Op de Algemene Ledenvergadering van de Bond Heemschut op 20 mei van dit jaar in Harderwijk deed ik in de funktie van voorzitter de oproep om in de verkiezingsprogramma's voor de komende gemeenteraadsverkiezingen een heldere paragraaf op te nemen over het gemeentelijk monumentenbeleid.

Die oproep geldt nog steeds. Uit een recent onderzoek van de Nationale Contactcommissie Monumentenbescherming (NCH) is gebleken dat inmiddels al vrij veel gemeenten positief staan tegenover de extra taken en bevoegdheden die de gemeenten hebben gekregen bij de invoering van de nieuwe Monumentenwet. Uit datzelfde onderzoek bleek ook dat de situatie in uw provincie het afgelopen jaar flink is verbeterd en nauwelijks afwijkt van het landelijk gemiddelde. Een verheugende ontwikkeling. Uit gegevens van de NCM, die binnenkort worden gepubliceerd, blijkt, dat Noord- Brabant hard op weg is de relatieve achterstand die zij had weg te werken. Het afgelopen jaar steeg het aantal gemeenten dat een eigen monumentenverordening bezit of in voorbereiding heeft van 30 naar 50 procent. Het aantal gemeenten dat een monumentencommissie heeft of bezig is er een in te stellen steeg dit jaar van 25 naar 43 procent. En het aantal gemeenten met een eigen gemeentelijke monumentenlijst is dit jaar gestegen van 35,5 naar 48 procent.

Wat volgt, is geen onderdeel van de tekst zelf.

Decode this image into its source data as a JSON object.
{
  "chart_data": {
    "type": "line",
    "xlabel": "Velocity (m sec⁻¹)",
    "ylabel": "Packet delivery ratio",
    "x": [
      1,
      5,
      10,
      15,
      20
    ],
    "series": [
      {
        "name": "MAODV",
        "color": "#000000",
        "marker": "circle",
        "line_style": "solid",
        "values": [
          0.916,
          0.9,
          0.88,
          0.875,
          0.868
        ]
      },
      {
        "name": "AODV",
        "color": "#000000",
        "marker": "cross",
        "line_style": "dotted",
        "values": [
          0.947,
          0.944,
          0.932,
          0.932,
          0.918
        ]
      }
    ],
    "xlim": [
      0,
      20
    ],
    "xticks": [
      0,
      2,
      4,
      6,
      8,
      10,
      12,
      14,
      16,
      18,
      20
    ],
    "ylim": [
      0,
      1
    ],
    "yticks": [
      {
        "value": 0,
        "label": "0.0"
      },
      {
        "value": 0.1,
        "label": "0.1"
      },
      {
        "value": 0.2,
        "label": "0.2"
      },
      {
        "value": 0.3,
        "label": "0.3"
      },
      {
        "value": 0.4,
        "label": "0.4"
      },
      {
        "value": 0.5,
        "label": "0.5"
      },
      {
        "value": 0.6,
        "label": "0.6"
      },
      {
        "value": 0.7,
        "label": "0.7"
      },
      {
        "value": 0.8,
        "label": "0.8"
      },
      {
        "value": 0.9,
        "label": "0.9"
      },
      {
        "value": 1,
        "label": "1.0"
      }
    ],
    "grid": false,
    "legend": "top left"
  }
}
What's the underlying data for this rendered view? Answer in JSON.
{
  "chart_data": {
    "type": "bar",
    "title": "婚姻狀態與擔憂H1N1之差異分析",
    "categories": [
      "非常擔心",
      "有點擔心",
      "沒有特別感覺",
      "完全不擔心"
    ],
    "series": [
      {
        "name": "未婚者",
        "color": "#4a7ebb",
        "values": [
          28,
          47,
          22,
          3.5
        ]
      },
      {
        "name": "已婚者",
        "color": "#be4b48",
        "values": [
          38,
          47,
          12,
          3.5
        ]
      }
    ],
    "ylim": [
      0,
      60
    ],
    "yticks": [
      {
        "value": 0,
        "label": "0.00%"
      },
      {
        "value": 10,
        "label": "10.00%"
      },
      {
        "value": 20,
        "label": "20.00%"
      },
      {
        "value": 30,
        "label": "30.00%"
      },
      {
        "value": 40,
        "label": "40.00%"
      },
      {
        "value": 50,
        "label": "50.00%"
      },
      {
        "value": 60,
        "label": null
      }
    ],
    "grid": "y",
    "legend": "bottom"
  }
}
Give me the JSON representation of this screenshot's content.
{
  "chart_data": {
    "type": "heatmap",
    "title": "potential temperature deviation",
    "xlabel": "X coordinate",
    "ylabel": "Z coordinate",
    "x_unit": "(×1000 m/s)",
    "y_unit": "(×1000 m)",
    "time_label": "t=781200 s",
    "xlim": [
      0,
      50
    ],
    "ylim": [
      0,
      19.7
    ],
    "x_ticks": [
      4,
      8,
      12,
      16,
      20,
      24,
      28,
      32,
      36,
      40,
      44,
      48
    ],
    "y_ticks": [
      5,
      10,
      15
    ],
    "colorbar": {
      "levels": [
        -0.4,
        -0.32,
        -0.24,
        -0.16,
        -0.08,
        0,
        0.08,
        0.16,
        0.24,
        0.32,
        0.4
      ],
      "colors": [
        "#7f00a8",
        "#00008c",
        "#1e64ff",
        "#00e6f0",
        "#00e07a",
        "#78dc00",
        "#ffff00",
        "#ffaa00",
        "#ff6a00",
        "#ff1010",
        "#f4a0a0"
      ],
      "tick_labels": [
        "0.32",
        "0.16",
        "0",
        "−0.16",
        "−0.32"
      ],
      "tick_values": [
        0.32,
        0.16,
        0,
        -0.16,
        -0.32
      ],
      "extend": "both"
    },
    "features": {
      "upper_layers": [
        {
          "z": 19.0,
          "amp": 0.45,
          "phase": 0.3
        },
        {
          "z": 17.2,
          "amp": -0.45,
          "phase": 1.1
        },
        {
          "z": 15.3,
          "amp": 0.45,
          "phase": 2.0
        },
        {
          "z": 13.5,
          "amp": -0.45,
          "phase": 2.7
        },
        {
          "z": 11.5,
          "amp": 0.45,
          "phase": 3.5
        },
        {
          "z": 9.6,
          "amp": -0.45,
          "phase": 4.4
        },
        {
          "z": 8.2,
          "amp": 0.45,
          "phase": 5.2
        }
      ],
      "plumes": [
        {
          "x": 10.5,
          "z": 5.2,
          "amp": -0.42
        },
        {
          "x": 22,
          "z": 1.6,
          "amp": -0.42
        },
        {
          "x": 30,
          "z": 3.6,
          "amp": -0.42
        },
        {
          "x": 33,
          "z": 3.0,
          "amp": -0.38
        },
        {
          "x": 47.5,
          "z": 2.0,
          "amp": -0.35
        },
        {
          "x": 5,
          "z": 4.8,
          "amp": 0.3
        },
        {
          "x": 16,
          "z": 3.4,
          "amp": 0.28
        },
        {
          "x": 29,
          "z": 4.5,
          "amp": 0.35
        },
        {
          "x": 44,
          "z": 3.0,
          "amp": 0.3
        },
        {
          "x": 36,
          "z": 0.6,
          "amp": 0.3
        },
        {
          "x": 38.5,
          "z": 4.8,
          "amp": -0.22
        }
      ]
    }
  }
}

Blijkbaar heeft de komst van de nieuwe Monumentenwet de gemeenten behoorlijk aangespoord wat meer vaart aan het beleid te geven. De sombere cijfers van een onderzoek van socioloog Nelissen van de Nijmeegse Universiteit vorig jaar lijken aardig achterhaald door het meer recente NCM- onderzoek. Signaleerde Nelissen vorig jaar nog dat het aantal gemeentefunktionarissen, belast met monumentenzorg, bijna nihil is, in 1989 lijkt er een duidelijke kentering ten goede te hebben plaatsgevonden. Wel scoort Noord-Brabant nog steeds matig waar het gaat om het inleveren van meerjarenprogramma's voor restauraties bij het Rijk. Landelijk leverde 94 procent van de gemeenten zo'n programma in, terwijl in Noord-Brabant 89,6  procent dat deed. Dit betekent dat een aantal gemeenten kansen laat liggen bij het binnenhalen van restauratiesubsidies.

 

 

DE  ROL  VAN  DE  PROVINCIE

De situatie voor de uitvoering van een beter monumentenbe leid ziet er in met name Noord-Brabant slechter uit, als we ons realiseren dat het provinciale monumentenbeleid in deze provincie vrijwel marginaal is geworden als gevolg van de invoering van de nieuwe wet. In een interview dat de redaktie van ons tijdschrift Heemschut voor het speciale Noord-Brabant nummer had met Gedeputeerde Brugman, zegt deze dat de provincie zich, door de financiële nood gedwongen, is gaan beperken tot de strikt wettelijke taken die zij heeft. En daar hoort sinds de nieuwe wet niet langer de monumentenzorg bij. Het provinciale budget voor monumentenzorg is van f. 5 miljoen een jaar of twee geleden geslonken tot vrijwel nul. Natuurlijk probeert de provincie ook zonder geld er nog van te maken wat er van te maken valt, door bijvoorbeeld het initiëren van monumenten- inventarisaties en het ondersteunen van monumentenwachten, maar als zij geen financiële hulp meer kan bieden, is dat een schrale troost. Voor de provinciale monumentencommissie destijds reden om zichzelf maar op te heffen.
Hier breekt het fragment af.